Bugüne kadar siz hep “mandacılığı elinin tersiyle iten Türk Milleti” yerine, bir İngiliz Savaş gemisiyle ülkesini terk etmezden evvel “Umutlarımı Allah’tan sonra İngiltere’ye bağladım” diyebilmiş bir Padişah/Halife’nin tarafında olmayı tercih ettiniz!
Türk Milleti’nin “mandacılığı elinin tersiyle iterek” kurduğu Cumhuriyeti yeri geldiği “zalim”, yeri geldi “katil”likte itham edip, “mandacılığı elinin tersiyle iten” vatan kahramanları hakkında idam fermanları çıkaranlarla gururlandınız!

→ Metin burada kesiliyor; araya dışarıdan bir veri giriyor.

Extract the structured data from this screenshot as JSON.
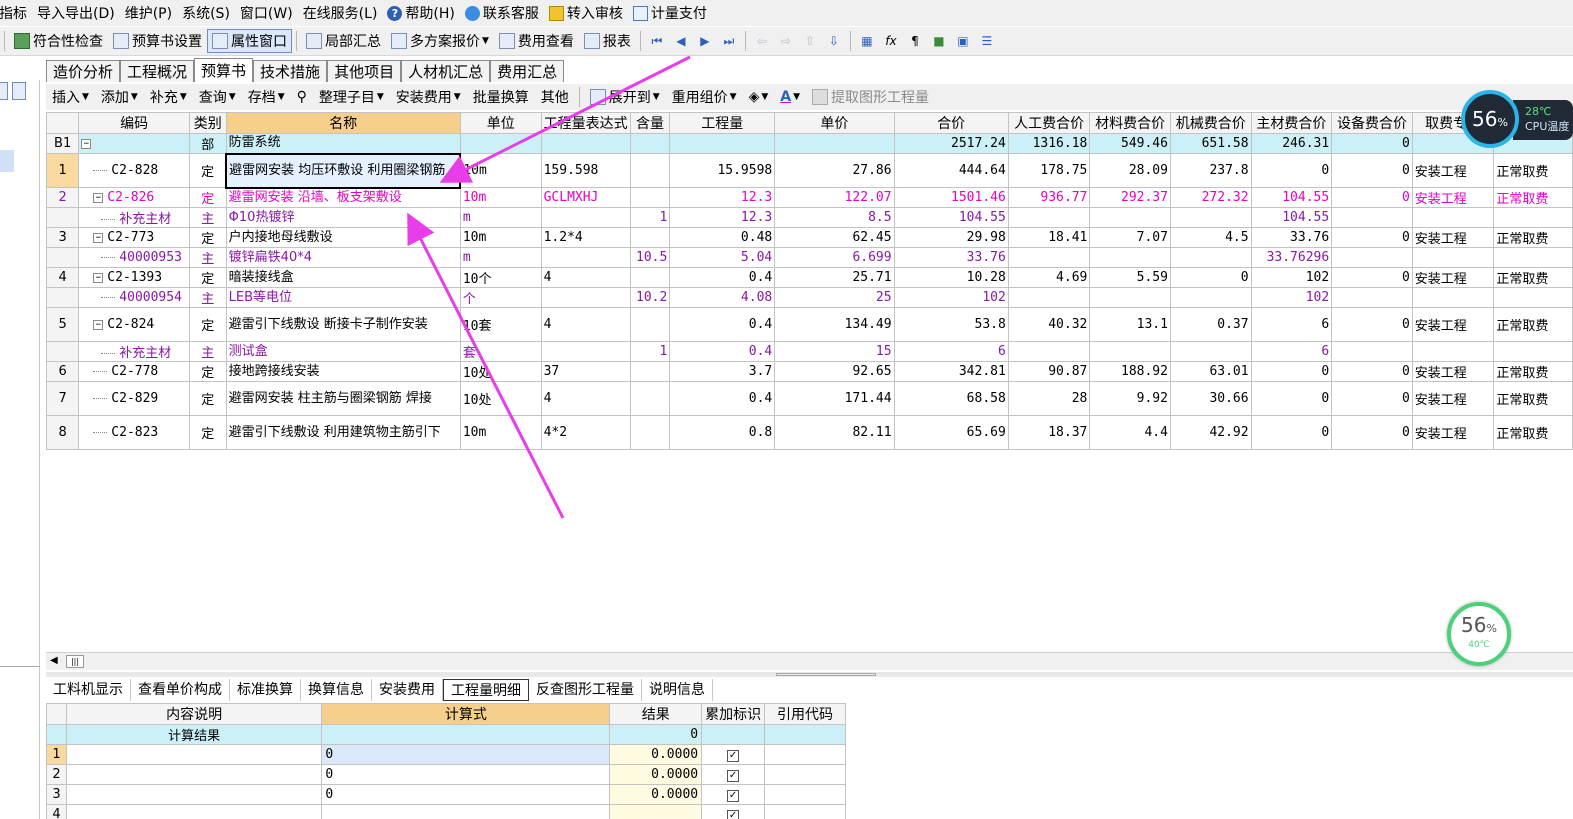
{
  "menu": [
    "指标",
    "导入导出(D)",
    "维护(P)",
    "系统(S)",
    "窗口(W)",
    "在线服务(L)",
    "帮助(H)",
    "联系客服",
    "转入审核",
    "计量支付"
  ],
  "toolbar1": {
    "items": [
      "符合性检查",
      "预算书设置",
      "属性窗口",
      "局部汇总",
      "多方案报价",
      "费用查看",
      "报表"
    ]
  },
  "tabs": [
    "造价分析",
    "工程概况",
    "预算书",
    "技术措施",
    "其他项目",
    "人材机汇总",
    "费用汇总"
  ],
  "active_tab": "预算书",
  "toolbar2": {
    "items": [
      "插入",
      "添加",
      "补充",
      "查询",
      "存档",
      "整理子目",
      "安装费用",
      "批量换算",
      "其他",
      "展开到",
      "重用组价",
      "提取图形工程量"
    ]
  },
  "grid": {
    "headers": [
      "编码",
      "类别",
      "名称",
      "单位",
      "工程量表达式",
      "含量",
      "工程量",
      "单价",
      "合价",
      "人工费合价",
      "材料费合价",
      "机械费合价",
      "主材费合价",
      "设备费合价",
      "取费专业",
      ""
    ],
    "rows": [
      {
        "no": "B1",
        "code": "",
        "type": "部",
        "name": "防雷系统",
        "unit": "",
        "expr": "",
        "content": "",
        "qty": "",
        "price": "",
        "total": "2517.24",
        "labor": "1316.18",
        "material": "549.46",
        "machine": "651.58",
        "main": "246.31",
        "equip": "0",
        "pro": "",
        "fee": ""
      },
      {
        "no": "1",
        "code": "C2-828",
        "type": "定",
        "name": "避雷网安装 均压环敷设 利用圈梁钢筋",
        "unit": "10m",
        "expr": "159.598",
        "content": "",
        "qty": "15.9598",
        "price": "27.86",
        "total": "444.64",
        "labor": "178.75",
        "material": "28.09",
        "machine": "237.8",
        "main": "0",
        "equip": "0",
        "pro": "安装工程",
        "fee": "正常取费"
      },
      {
        "no": "2",
        "code": "C2-826",
        "type": "定",
        "name": "避雷网安装 沿墙、板支架敷设",
        "unit": "10m",
        "expr": "GCLMXHJ",
        "content": "",
        "qty": "12.3",
        "price": "122.07",
        "total": "1501.46",
        "labor": "936.77",
        "material": "292.37",
        "machine": "272.32",
        "main": "104.55",
        "equip": "0",
        "pro": "安装工程",
        "fee": "正常取费"
      },
      {
        "no": "",
        "code": "补充主材",
        "type": "主",
        "name": "Φ10热镀锌",
        "unit": "m",
        "expr": "",
        "content": "1",
        "qty": "12.3",
        "price": "8.5",
        "total": "104.55",
        "labor": "",
        "material": "",
        "machine": "",
        "main": "104.55",
        "equip": "",
        "pro": "",
        "fee": ""
      },
      {
        "no": "3",
        "code": "C2-773",
        "type": "定",
        "name": "户内接地母线敷设",
        "unit": "10m",
        "expr": "1.2*4",
        "content": "",
        "qty": "0.48",
        "price": "62.45",
        "total": "29.98",
        "labor": "18.41",
        "material": "7.07",
        "machine": "4.5",
        "main": "33.76",
        "equip": "0",
        "pro": "安装工程",
        "fee": "正常取费"
      },
      {
        "no": "",
        "code": "40000953",
        "type": "主",
        "name": "镀锌扁铁40*4",
        "unit": "m",
        "expr": "",
        "content": "10.5",
        "qty": "5.04",
        "price": "6.699",
        "total": "33.76",
        "labor": "",
        "material": "",
        "machine": "",
        "main": "33.76296",
        "equip": "",
        "pro": "",
        "fee": ""
      },
      {
        "no": "4",
        "code": "C2-1393",
        "type": "定",
        "name": "暗装接线盒",
        "unit": "10个",
        "expr": "4",
        "content": "",
        "qty": "0.4",
        "price": "25.71",
        "total": "10.28",
        "labor": "4.69",
        "material": "5.59",
        "machine": "0",
        "main": "102",
        "equip": "0",
        "pro": "安装工程",
        "fee": "正常取费"
      },
      {
        "no": "",
        "code": "40000954",
        "type": "主",
        "name": "LEB等电位",
        "unit": "个",
        "expr": "",
        "content": "10.2",
        "qty": "4.08",
        "price": "25",
        "total": "102",
        "labor": "",
        "material": "",
        "machine": "",
        "main": "102",
        "equip": "",
        "pro": "",
        "fee": ""
      },
      {
        "no": "5",
        "code": "C2-824",
        "type": "定",
        "name": "避雷引下线敷设 断接卡子制作安装",
        "unit": "10套",
        "expr": "4",
        "content": "",
        "qty": "0.4",
        "price": "134.49",
        "total": "53.8",
        "labor": "40.32",
        "material": "13.1",
        "machine": "0.37",
        "main": "6",
        "equip": "0",
        "pro": "安装工程",
        "fee": "正常取费"
      },
      {
        "no": "",
        "code": "补充主材",
        "type": "主",
        "name": "测试盒",
        "unit": "套",
        "expr": "",
        "content": "1",
        "qty": "0.4",
        "price": "15",
        "total": "6",
        "labor": "",
        "material": "",
        "machine": "",
        "main": "6",
        "equip": "",
        "pro": "",
        "fee": ""
      },
      {
        "no": "6",
        "code": "C2-778",
        "type": "定",
        "name": "接地跨接线安装",
        "unit": "10处",
        "expr": "37",
        "content": "",
        "qty": "3.7",
        "price": "92.65",
        "total": "342.81",
        "labor": "90.87",
        "material": "188.92",
        "machine": "63.01",
        "main": "0",
        "equip": "0",
        "pro": "安装工程",
        "fee": "正常取费"
      },
      {
        "no": "7",
        "code": "C2-829",
        "type": "定",
        "name": "避雷网安装 柱主筋与圈梁钢筋 焊接",
        "unit": "10处",
        "expr": "4",
        "content": "",
        "qty": "0.4",
        "price": "171.44",
        "total": "68.58",
        "labor": "28",
        "material": "9.92",
        "machine": "30.66",
        "main": "0",
        "equip": "0",
        "pro": "安装工程",
        "fee": "正常取费"
      },
      {
        "no": "8",
        "code": "C2-823",
        "type": "定",
        "name": "避雷引下线敷设 利用建筑物主筋引下",
        "unit": "10m",
        "expr": "4*2",
        "content": "",
        "qty": "0.8",
        "price": "82.11",
        "total": "65.69",
        "labor": "18.37",
        "material": "4.4",
        "machine": "42.92",
        "main": "0",
        "equip": "0",
        "pro": "安装工程",
        "fee": "正常取费"
      }
    ]
  },
  "bottom_tabs": [
    "工料机显示",
    "查看单价构成",
    "标准换算",
    "换算信息",
    "安装费用",
    "工程量明细",
    "反查图形工程量",
    "说明信息"
  ],
  "bottom_active": "工程量明细",
  "bottom_grid": {
    "headers": [
      "内容说明",
      "计算式",
      "结果",
      "累加标识",
      "引用代码"
    ],
    "result_label": "计算结果",
    "result_value": "0",
    "rows": [
      {
        "no": "1",
        "formula": "0",
        "result": "0.0000",
        "checked": true
      },
      {
        "no": "2",
        "formula": "0",
        "result": "0.0000",
        "checked": true
      },
      {
        "no": "3",
        "formula": "0",
        "result": "0.0000",
        "checked": true
      },
      {
        "no": "4",
        "formula": "",
        "result": "",
        "checked": true
      }
    ]
  },
  "cpu_widget": {
    "percent": "56",
    "unit": "%",
    "temp": "28℃",
    "label": "CPU温度"
  },
  "cpu_widget2": {
    "percent": "56",
    "unit": "%",
    "temp": "40℃"
  },
  "colors": {
    "header_highlight": "#f7cf8c",
    "group_row": "#ccf0f7",
    "pink_text": "#e600c8",
    "purple_text": "#8a17a8",
    "arrow": "#e83de8"
  }
}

“Mandacılığı elinin tersiyle iten Türk Milleti”nin uğruna Kurtuluş Savaşı verdiği bu devletin bütünlüğünü korumak yerine mandacı “Haçlı Müslümanları”na “ne istedilerse verdiniz”… Prens Sabahattin’in fikirlerini iktidara taşıyıp, ülkeyi bölmeye ve mandacıların elinde olduğu günlerine döndürmeye kalkıştınız!
Mandacılığı savunan, düşman dururken Kuvayı Milliye’yle mücadele eden Teali İslam Cemiyeti’nin kurucusu İskilipli Atıf’a iade-i itibar verdiniz!
“Mandacılığı elinin tersiyle iten Türk Milleti”nin yedi düvelle savaşan fertlerinin boynuna yağlı urgan geçirten Mustafa Sabri adına vakıf açtınız!
İngiliz himayesindeki Şeyh Sait’in heykellerini diktirdiniz, dikilmesini izlediniz!